Telling the Truth about History (Norton Paperback) by Joyce Appleby & Lynn Hunt & Margaret Jacob

Telling the Truth about History (Norton Paperback) by Joyce Appleby & Lynn Hunt & Margaret Jacob

Author:Joyce Appleby & Lynn Hunt & Margaret Jacob [Appleby, Joyce]
Language: eng
Format: epub
Publisher: W. W. Norton & Company
Published: 2011-02-13T19:00:00+00:00


The Philosophical Armor of Heroic Science

Historians and scientists of the generation of Conant and Butterfield institutionalized the history of science in American universities because they believed that its history, as they understood it, underwrote the Enlightenment’s vision of science. They also possessed a powerful moral armor in academic philosophy as it was taught from the 1940s onward. Its positive approach to science stressed that science, alone among the various forms of human inquiry, worked because of an inherent rationality. At the core of science lay logical rules upon which a few of the early geniuses of science had first managed to stumble. Right into the 1980s, in some quarters of public and academic opinion the legend of science had it that “successive generations of scientists have filled in more and more parts of the Complete True Story of the World.”9 It had been that simple and that positive.

The roots of a positive philosophy of science go back to Comte and the early nineteenth century, but more immediately to Vienna during the 1920s. There, one of the most influential philosophers of science in this century, Karl Popper, first published on the logic of scientific discovery. Forced to flee Austria and Germany in the 1930s because of Nazi persecution, Popper and his philosophical associates went to major English-speaking universities on both sides of the Atlantic. From those institutional bases their positive vision of how science works influenced historians, many of whom had been combatants against the evil that Popper and his colleagues had fled.

Buoyed by Popper and his associates, the latter sometimes called logical positivists, these philosophers taught that only a positive—and we would argue an essentially ahistorical—understanding of science could reinforce the barrier of reason in a century where reason had been in short supply.10 Popper emphasized that cooperation among disinterested scientists makes for objective knowledge. If it cannot be falsified, this knowledge is true forever.
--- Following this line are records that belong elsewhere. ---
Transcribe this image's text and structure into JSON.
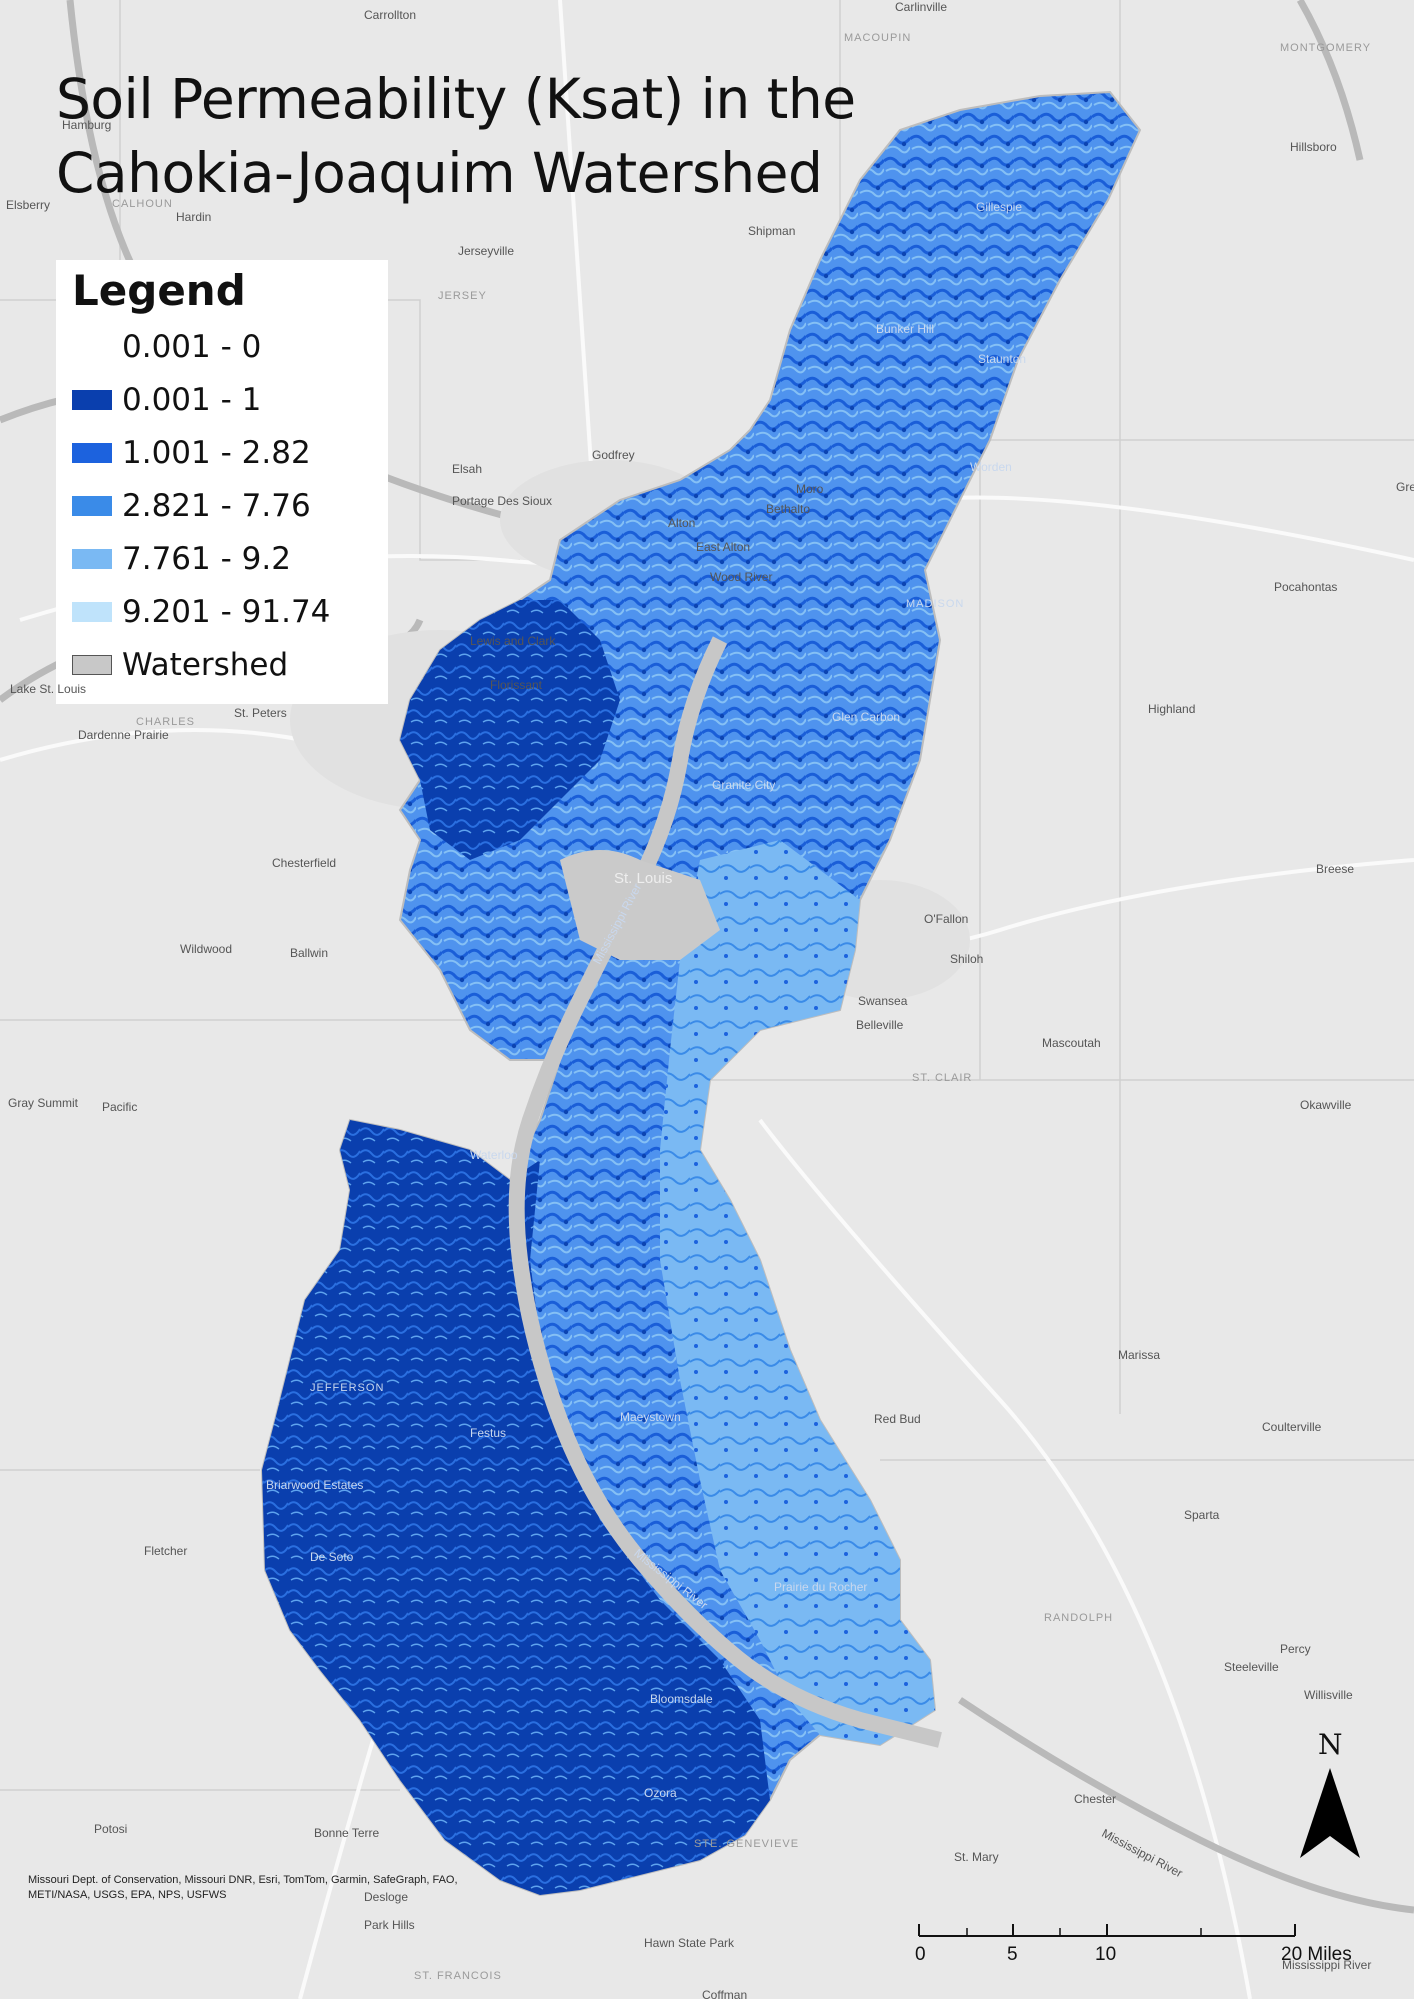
{
  "map": {
    "title_line1": "Soil Permeability (Ksat) in the",
    "title_line2": "Cahokia-Joaquim Watershed",
    "legend": {
      "title": "Legend",
      "items": [
        {
          "label": "0.001 - 0",
          "color": "#ffffff"
        },
        {
          "label": "0.001 - 1",
          "color": "#0a3fae"
        },
        {
          "label": "1.001 - 2.82",
          "color": "#1c62de"
        },
        {
          "label": "2.821 - 7.76",
          "color": "#3a8be8"
        },
        {
          "label": "7.761 - 9.2",
          "color": "#7ab9f3"
        },
        {
          "label": "9.201 - 91.74",
          "color": "#bfe3fb"
        },
        {
          "label": "Watershed",
          "color": "#c8c8c8"
        }
      ]
    },
    "places": [
      "Carrollton",
      "Carlinville",
      "MACOUPIN",
      "MONTGOMERY",
      "Hamburg",
      "Hillsboro",
      "Elsberry",
      "CALHOUN",
      "Hardin",
      "Gillespie",
      "Shipman",
      "Jerseyville",
      "JERSEY",
      "Bunker Hill",
      "Staunton",
      "Godfrey",
      "Elsah",
      "Portage Des Sioux",
      "Worden",
      "Moro",
      "Bethalto",
      "Alton",
      "East Alton",
      "Wood River",
      "Pocahontas",
      "MADISON",
      "Lewis and Clark",
      "Florissant",
      "Glen Carbon",
      "Highland",
      "Lake St. Louis",
      "CHARLES",
      "St. Peters",
      "Dardenne Prairie",
      "Granite City",
      "St. Louis",
      "Chesterfield",
      "Breese",
      "O'Fallon",
      "Wildwood",
      "Ballwin",
      "Shiloh",
      "Swansea",
      "Belleville",
      "Mascoutah",
      "ST. CLAIR",
      "Gray Summit",
      "Pacific",
      "Okawville",
      "Marissa",
      "JEFFERSON",
      "Festus",
      "Waterloo",
      "Maeystown",
      "Red Bud",
      "Coulterville",
      "Sparta",
      "Fletcher",
      "Briarwood Estates",
      "De Soto",
      "Prairie du Rocher",
      "RANDOLPH",
      "Percy",
      "Steeleville",
      "Willisville",
      "Bloomsdale",
      "Chester",
      "Ozora",
      "Potosi",
      "Bonne Terre",
      "STE. GENEVIEVE",
      "St. Mary",
      "Desloge",
      "Park Hills",
      "Hawn State Park",
      "ST. FRANCOIS",
      "Coffman",
      "Mississippi River",
      "Mississippi River",
      "Mississippi River",
      "Mississippi River",
      "Gre"
    ],
    "credits": "Missouri Dept. of Conservation, Missouri DNR, Esri, TomTom, Garmin, SafeGraph, FAO, METI/NASA, USGS, EPA, NPS, USFWS",
    "scale_labels": [
      "0",
      "5",
      "10",
      "20 Miles"
    ],
    "north_label": "N"
  }
}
In Popper’s telling, the job of the philosopher was to understand how the game of science is played, how the scientist probes “into the unknown reality behind the appearances, and [is] anxious to learn from mistakes.”11 Allied to science, the philosopher explicates the philosophical logic working in it. The logic of science is distinctive, and the discipline provided by scientific experimentation and mathematical reasoning rivets the mind on nature. The positive, unrelenting logic of science, the armor that girds Western truth-seeking, stands as the model for the methods of all other disciplines.

Popper’s faith in the logic of science had been forged amid a bitter reality. Throughout much of this century the assault on rationality has been associated, quite rightly, with totalitarian political systems. Popper and his fellow refugees from Nazism saw its irrationalities as further support for their belief in the intimate link between the neutrality of science and the possibility of rational thought and action. Only the Nazis, they believed, had sought to manipulate science, and they of course were the great enemies of both reason and objectivity. The point was not lost on British and American intellectuals of the 1940s.